Paper · arXiv 2307.02485 · Published July 5, 2023

In this work, we address challenging multi-agent cooperation problems with decentralized control, raw sensory observations, costly communication, and multiobjective tasks instantiated in various embodied environments. While previous research either presupposes a cost-free communication channel or relies on a centralized controller with shared observations, we harness the commonsense knowledge, reasoning ability, language comprehension, and text generation prowess of LLMs and seamlessly incorporate them into a cognitive-inspired modular framework that integrates with perception, memory, and execution. Thus building a Cooperative Embodied Language Agent CoELA, who can plan, communicate, and cooperate with others to accomplish long-horizon tasks efficiently. Our experiments on CWAH and TDW-MAT demonstrate that CoELA driven by GPT-4 can surpass strong planning-based methods and exhibit emergent effective communication. Though current Open LMs like LLAMA-2 still underperform, we fine-tune a CoLLAMA with data collected with our agents and show how they can achieve promising performance. We also conducted a user study for human-agent interaction and discovered that CoELA communicating in natural language can earn more trust and cooperate more effectively with humans. Our research underscores the potential of LLMs for future research in multi-agent cooperation.
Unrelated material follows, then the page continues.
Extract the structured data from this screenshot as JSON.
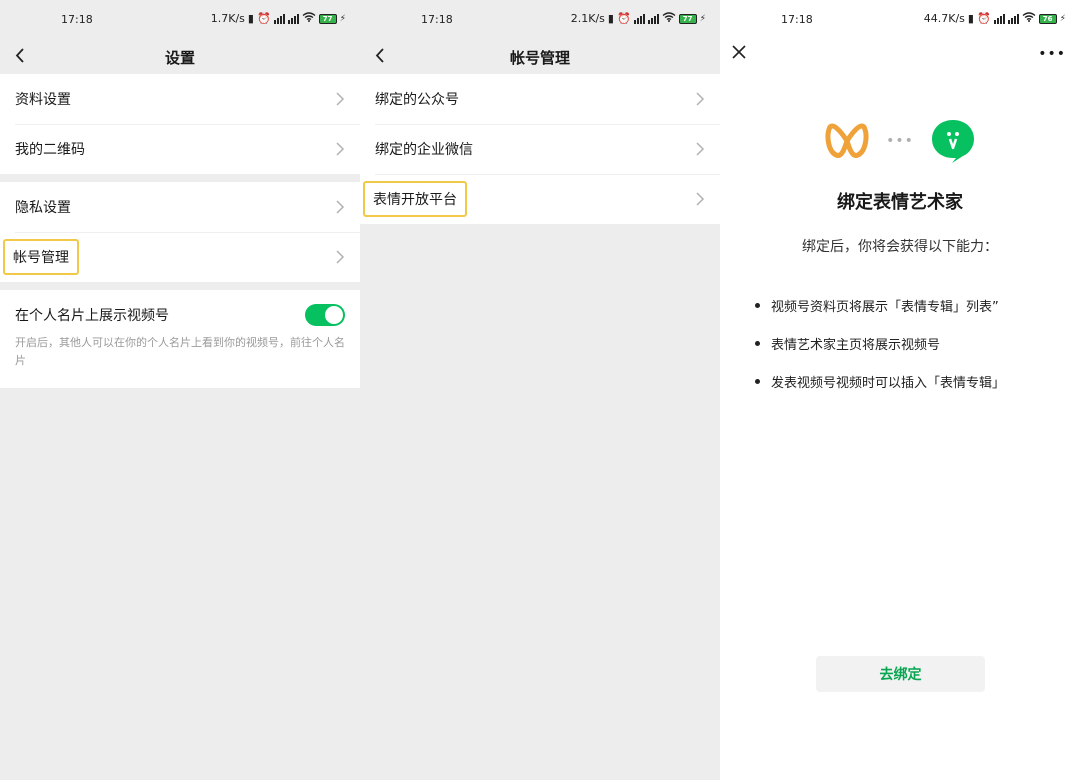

Therefore, this paper aims to investigate how to leverage LLMs to build cooperative embodied agents that can collaborate and efficiently communicate with other agents and humans to accomplish longhorizon multi-objective tasks in a challenging decentralized setting with costly communication. To this end, we focus on an embodied multi-agent setting as shown in Figure 1, where two decentralized embodied agents have to cooperate to finish a multi-objective household task efficiently with complex partial observation given. Specifically, communication in our setting takes time as in real life, so the agents can’t simply keep free talking with each other. To succeed in this setting, agents must i) perceive the observation to extract useful information, ii) maintain their memory about the world, the task, and the others, iii) decide what and when to communicate for the best efficiency and iv) plan collaboratively to reach the common goal.

Inspired by prior work in cognitive architectures (Laird, 2019), we present CoELA, a Cooperative Embodied Language Agent, a cognitive architecture with a novel modular framework that utilizes the rich world knowledge, strong reasoning ability and mastery natural language understanding and generation capability of LLMs, who plan and communicate with others to cooperatively solve complex embodied tasks. Our framework consists of five modules, each to address a critical aspect of successful multi-agent cooperation, including a Perception Module to perceive the observation and extract useful information, a Memory Module mimicking human’s long-term memory to maintain the agent’s understanding of both the physical environment and other agents, a Communication Module to decide what to communicate utilizing the strong dialogue generation and understanding capability of LLMs, a Planning Module to decide high-level plans including when to communicate considering all the information available, and an Execution Module to execute the plan by generating primitive actions using procedures stored in the memory module.